Tulisan ini menganalisis kebijakan tenaga kerja di Indonesia dalam kaitannya dengan perlindungan tenaga kerja dan perluasan kesempatan kerja. Diawali dengan pembahasan mengenai trade-off antara perlindungan tenaga kerja dan perluasan kesempatan kerja. Dilanjutkan dengan analisis mengenai kebijakan ketenagakerjaan di Indonesia khususnya UU No. 13 Tahun 2003. Selanjutnya, pada bagian akhir adalah rekomendasi dalam penerapan kebijakan ketenagakerjaan yang berorientasi pada keseimbangan perlindungan tenaga kerja dan perluasan kesempatan kerja.

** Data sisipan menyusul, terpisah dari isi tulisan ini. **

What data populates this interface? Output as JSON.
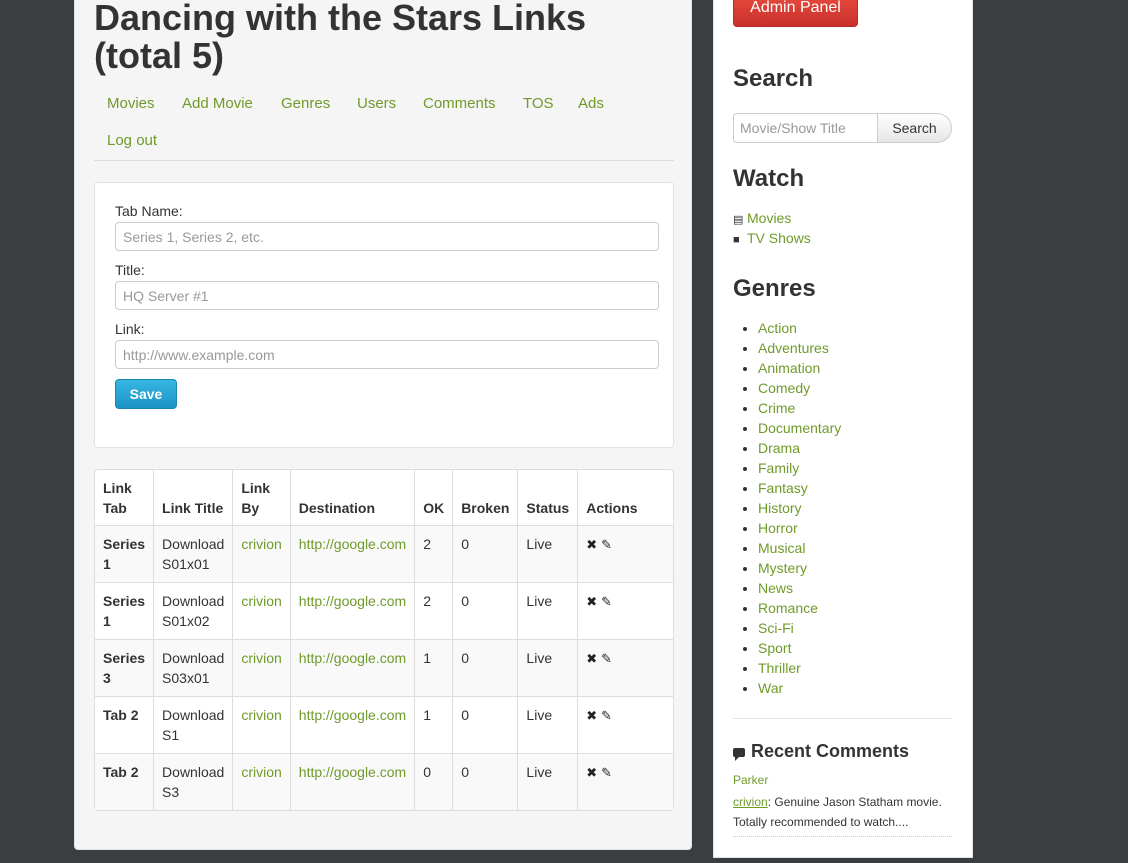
{
  "page": {
    "title": "Dancing with the Stars Links (total 5)"
  },
  "nav": {
    "items": [
      "Movies",
      "Add Movie",
      "Genres",
      "Users",
      "Comments",
      "TOS",
      "Ads",
      "Log out"
    ]
  },
  "form": {
    "tab_name_label": "Tab Name:",
    "tab_name_placeholder": "Series 1, Series 2, etc.",
    "title_label": "Title:",
    "title_placeholder": "HQ Server #1",
    "link_label": "Link:",
    "link_placeholder": "http://www.example.com",
    "save_label": "Save"
  },
  "table": {
    "headers": [
      "Link Tab",
      "Link Title",
      "Link By",
      "Destination",
      "OK",
      "Broken",
      "Status",
      "Actions"
    ],
    "rows": [
      {
        "tab": "Series 1",
        "title": "Download S01x01",
        "by": "crivion",
        "destination": "http://google.com",
        "ok": "2",
        "broken": "0",
        "status": "Live"
      },
      {
        "tab": "Series 1",
        "title": "Download S01x02",
        "by": "crivion",
        "destination": "http://google.com",
        "ok": "2",
        "broken": "0",
        "status": "Live"
      },
      {
        "tab": "Series 3",
        "title": "Download S03x01",
        "by": "crivion",
        "destination": "http://google.com",
        "ok": "1",
        "broken": "0",
        "status": "Live"
      },
      {
        "tab": "Tab 2",
        "title": "Download S1",
        "by": "crivion",
        "destination": "http://google.com",
        "ok": "1",
        "broken": "0",
        "status": "Live"
      },
      {
        "tab": "Tab 2",
        "title": "Download S3",
        "by": "crivion",
        "destination": "http://google.com",
        "ok": "0",
        "broken": "0",
        "status": "Live"
      }
    ],
    "delete_glyph": "✖",
    "edit_glyph": "✎"
  },
  "sidebar": {
    "admin_button": "Admin Panel",
    "search_heading": "Search",
    "search_placeholder": "Movie/Show Title",
    "search_button": "Search",
    "watch_heading": "Watch",
    "watch_items": [
      {
        "label": "Movies",
        "icon": "film-icon"
      },
      {
        "label": "TV Shows",
        "icon": "video-camera-icon"
      }
    ],
    "genres_heading": "Genres",
    "genres": [
      "Action",
      "Adventures",
      "Animation",
      "Comedy",
      "Crime",
      "Documentary",
      "Drama",
      "Family",
      "Fantasy",
      "History",
      "Horror",
      "Musical",
      "Mystery",
      "News",
      "Romance",
      "Sci-Fi",
      "Sport",
      "Thriller",
      "War"
    ],
    "recent_comments_heading": "Recent Comments",
    "comment_author": "Parker",
    "comment_user": "crivion",
    "comment_text": ": Genuine Jason Statham movie. Totally recommended to watch...."
  },
  "colors": {
    "link": "#6f9b2a",
    "background": "#3a3e41",
    "save_button": "#1b93c4",
    "admin_button": "#c9302c"
  }
}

II.    TRADE-OFF ANTARA PERLINDUNGAN TENAGA KERJA DAN PERLUASAN KESEMPATAN KERJA

Perlunya kebijakan perlindungan tenaga kerja didasarkan pada kenyataan bahwa setiap pekerja menghadapi berbagai risiko, baik di dalam maupun di luar pekerjaan. Risiko-risiko tersebut berpotensi menurunkan tingkat kesejahteraan pekerja dan keluarganya. Beberapa risiko pasar kerja (labor market risks) yang utama adalah:

  1. Risiko kehilangan pekerjaan (unemployment risks): Kehilangan pekerjaan dapat terjadi baik karena faktor kinerja individu, kinerja perusahaan maupun karena faktor ekonomi makro. Kehilangan pekerjaan akan berdampak secara langsung pada penurunan kesejahteraan pekerja dan keluarganya.
  2. Risiko kesehatan (health risks): Risiko kesehatan yang berdampak pada penurunan/kehilangan sumber pendapatan dari seorang pekerja dapat terjadi baik pada saat sedang bekerja maupun di luar pekerjaan.
  3. Risiko penurunan upah riil (declining wage risks): Penurunan upah riil adalah penurunan daya beli, sehingga secara langsung menurunkan tingkat kesej ahteraan pekerja dan keluarganya. Penurunan upah riil dapat terjadi karena pemotongan tingkat upah atau karena laju inflasi yang lebih tinggi dari kenaikan upah nominal.
  4. Risiko usia lanjut (old-age risks): Dampak menjadi tua bagi seorang pekerja adalah menurunnya tingkat produktivitas, dan kehilangan pekerjaan ketika kondisi fisik sebagai akibat faktor usia tidak memungkinkan lagi bagi pekerja tersebut untuk bekerja. Ini berarti bahwa semakin tua seorang pekerja akan menyebabkan risiko menurunnya/kehilangan pendapatan mereka.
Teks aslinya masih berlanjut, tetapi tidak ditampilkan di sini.